(Vietnam news/ANN): In the past 20 years Vietnam has switched from being an agricultural economy to one of the brightest manufacturing hotspots in Southeast Asia, according to the latest report from Jones Lang LaSalle.
“Vietnam is establishing itself as the industrial powerhouse of Southeast Asia,” Stephen Wyatt, Vietnam country head of the US property services company, said.
“We expect the industrial market will enter a new phase and move up the value chain in the future, moving away from labour intensive to capital intensive.”
In 1986 there were 335 hectares of land dedicated to industrial parks, and now the figure is 80,000 hectares.
The report said: “This phenomenal growth can be attributed to Vietnam establishing itself as an export-driven economy, dedicated industrial and economic zones, numerous free trade agreements, strong economic growth and a young, plentiful, low-cost workforce.”
China continues its move away from labour-intensive industries and up the value chain, which has led to companies relocating to Southeast Asian countries.
Due to its close proximity and geographical location, Vietnam is one of the largest beneficiaries of this migration.
The country is strategically located between China and Singapore with 3,260km of coastline, providing excellent access to the East Sea, one of the world’s major shipping routes.
Roughly, 40 per cent of cargo transported from the Indian Ocean to the Pacific crosses the East Sea before arriving in China, Japan, South Korea and the US.

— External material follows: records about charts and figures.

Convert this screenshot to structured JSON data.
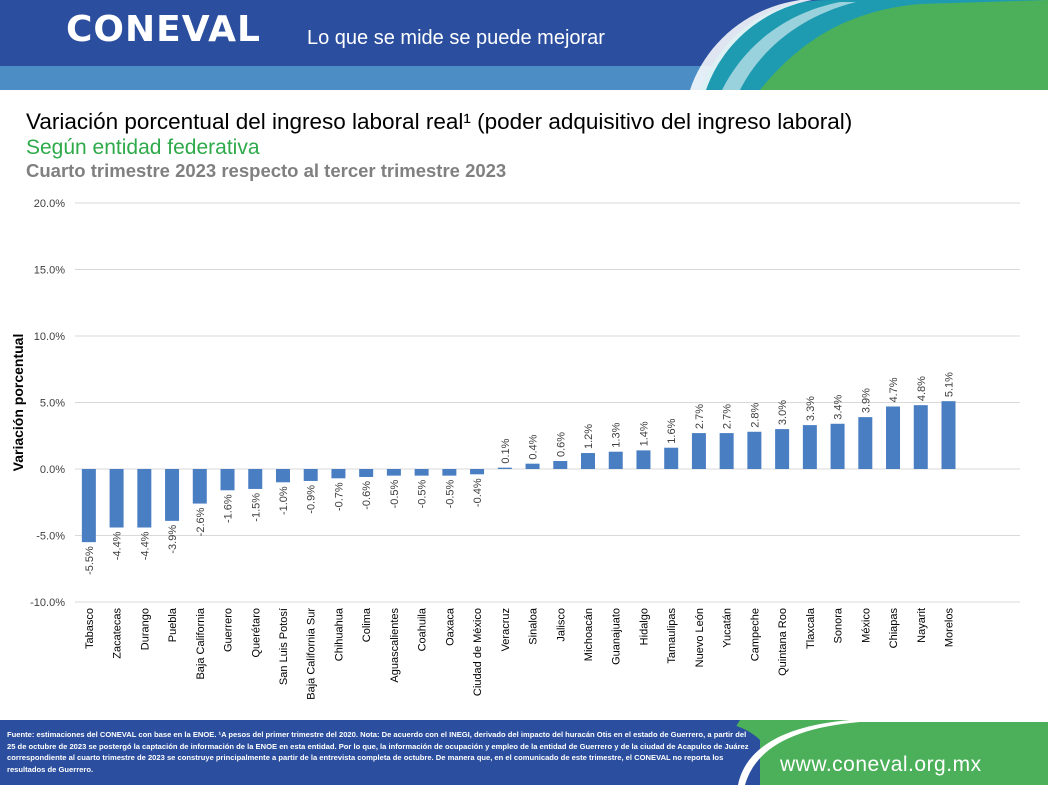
{
  "header": {
    "logo": "CONEVAL",
    "tagline": "Lo que se mide se puede mejorar",
    "colors": {
      "navy": "#2b4f9e",
      "light_blue": "#4b8dc4",
      "teal": "#1e9bb1",
      "green": "#4cb05a"
    }
  },
  "titles": {
    "title": "Variación porcentual del ingreso laboral real¹ (poder adquisitivo del ingreso laboral)",
    "subtitle": "Según entidad federativa",
    "period": "Cuarto trimestre 2023 respecto al tercer trimestre 2023"
  },
  "chart_data": {
    "type": "bar",
    "ylabel": "Variación porcentual",
    "xlabel": "",
    "ylim": [
      -10,
      20
    ],
    "yticks": [
      "-10.0%",
      "-5.0%",
      "0.0%",
      "5.0%",
      "10.0%",
      "15.0%",
      "20.0%"
    ],
    "grid": true,
    "bar_color": "#4a7ec3",
    "categories": [
      "Tabasco",
      "Zacatecas",
      "Durango",
      "Puebla",
      "Baja California",
      "Guerrero",
      "Querétaro",
      "San Luis Potosí",
      "Baja California Sur",
      "Chihuahua",
      "Colima",
      "Aguascalientes",
      "Coahuila",
      "Oaxaca",
      "Ciudad de México",
      "Veracruz",
      "Sinaloa",
      "Jalisco",
      "Michoacán",
      "Guanajuato",
      "Hidalgo",
      "Tamaulipas",
      "Nuevo León",
      "Yucatán",
      "Campeche",
      "Quintana Roo",
      "Tlaxcala",
      "Sonora",
      "México",
      "Chiapas",
      "Nayarit",
      "Morelos"
    ],
    "values": [
      -5.5,
      -4.4,
      -4.4,
      -3.9,
      -2.6,
      -1.6,
      -1.5,
      -1.0,
      -0.9,
      -0.7,
      -0.6,
      -0.5,
      -0.5,
      -0.5,
      -0.4,
      0.1,
      0.4,
      0.6,
      1.2,
      1.3,
      1.4,
      1.6,
      2.7,
      2.7,
      2.8,
      3.0,
      3.3,
      3.4,
      3.9,
      4.7,
      4.8,
      5.1
    ],
    "labels": [
      "-5.5%",
      "-4.4%",
      "-4.4%",
      "-3.9%",
      "-2.6%",
      "-1.6%",
      "-1.5%",
      "-1.0%",
      "-0.9%",
      "-0.7%",
      "-0.6%",
      "-0.5%",
      "-0.5%",
      "-0.5%",
      "-0.4%",
      "0.1%",
      "0.4%",
      "0.6%",
      "1.2%",
      "1.3%",
      "1.4%",
      "1.6%",
      "2.7%",
      "2.7%",
      "2.8%",
      "3.0%",
      "3.3%",
      "3.4%",
      "3.9%",
      "4.7%",
      "4.8%",
      "5.1%"
    ]
  },
  "footer": {
    "note": "Fuente: estimaciones del CONEVAL con base en la ENOE. ¹A pesos del primer trimestre del 2020. Nota: De acuerdo con el INEGI, derivado del impacto del huracán Otis en el estado de Guerrero, a partir del 25 de octubre de 2023 se postergó la captación de información de la ENOE en esta entidad. Por lo que, la información de ocupación y empleo de la entidad de Guerrero y de la ciudad de Acapulco de Juárez correspondiente al cuarto trimestre de 2023 se construye principalmente a partir de la entrevista completa de octubre. De manera que, en el comunicado de este trimestre, el CONEVAL no reporta los resultados de Guerrero.",
    "website": "www.coneval.org.mx"
  }
}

Many commentators predict the logistics market to be the standout performer over the next five to 10 years.
The rapid growth of the middle-income population creating more disposable income and a growing obsession with e-commerce will put significant demand on logistics facilities.
According to the Asian Development Bank, Vietnam spends 5.8 per cent of its GDP on infrastructure, the highest in the region.
In order for Vietnam to enter the next phase of the industrial and logistics cycle and become more competitive than other countries in the neighbourhood, it is critically important that significant expenditure continues on infrastructure, including highway networks, deep-sea ports and the upgrading of utilities, including renewable energy.
A challenge for Vietnam over the next few years will be ensuring it has the ability to adapt and embrace the inevitable disruption and changes brought about by technology and automation, now commonly known as “industry 4.0”.
All these initiatives have led to significant investment by large foreign companies.
The best case study is Samsung, which has reportedly invested over $17 billion in Vietnam.
This has given confidence to many other foreign companies from around the globe to set up operations in the country.
The industrial property market in the country, including industrial land, ready-built factories, warehouses and logistics properties, is in a nascent stage of development.
The market is concentrated in three key zones: the Northern, Central and Southern Key Economic Zones.
The southern region was the first hub and home to conventional sectors, while the north has attracted more advanced high-tech industries and is strategically located close to China. The central region is a relative newcomer.
Greg Ohan, deputy CEO of BW Industrial, Vietnam’s largest “for rent” industrial developer, said from a real-estate developer’s perspective, his company’s focus is on supporting the country’s industrial upgrade.
“We will be a key force in the nation’s industrial and logistics real estate sector driving the development and upgrade of other sectors such as manufacturing and e-commerce,” he said.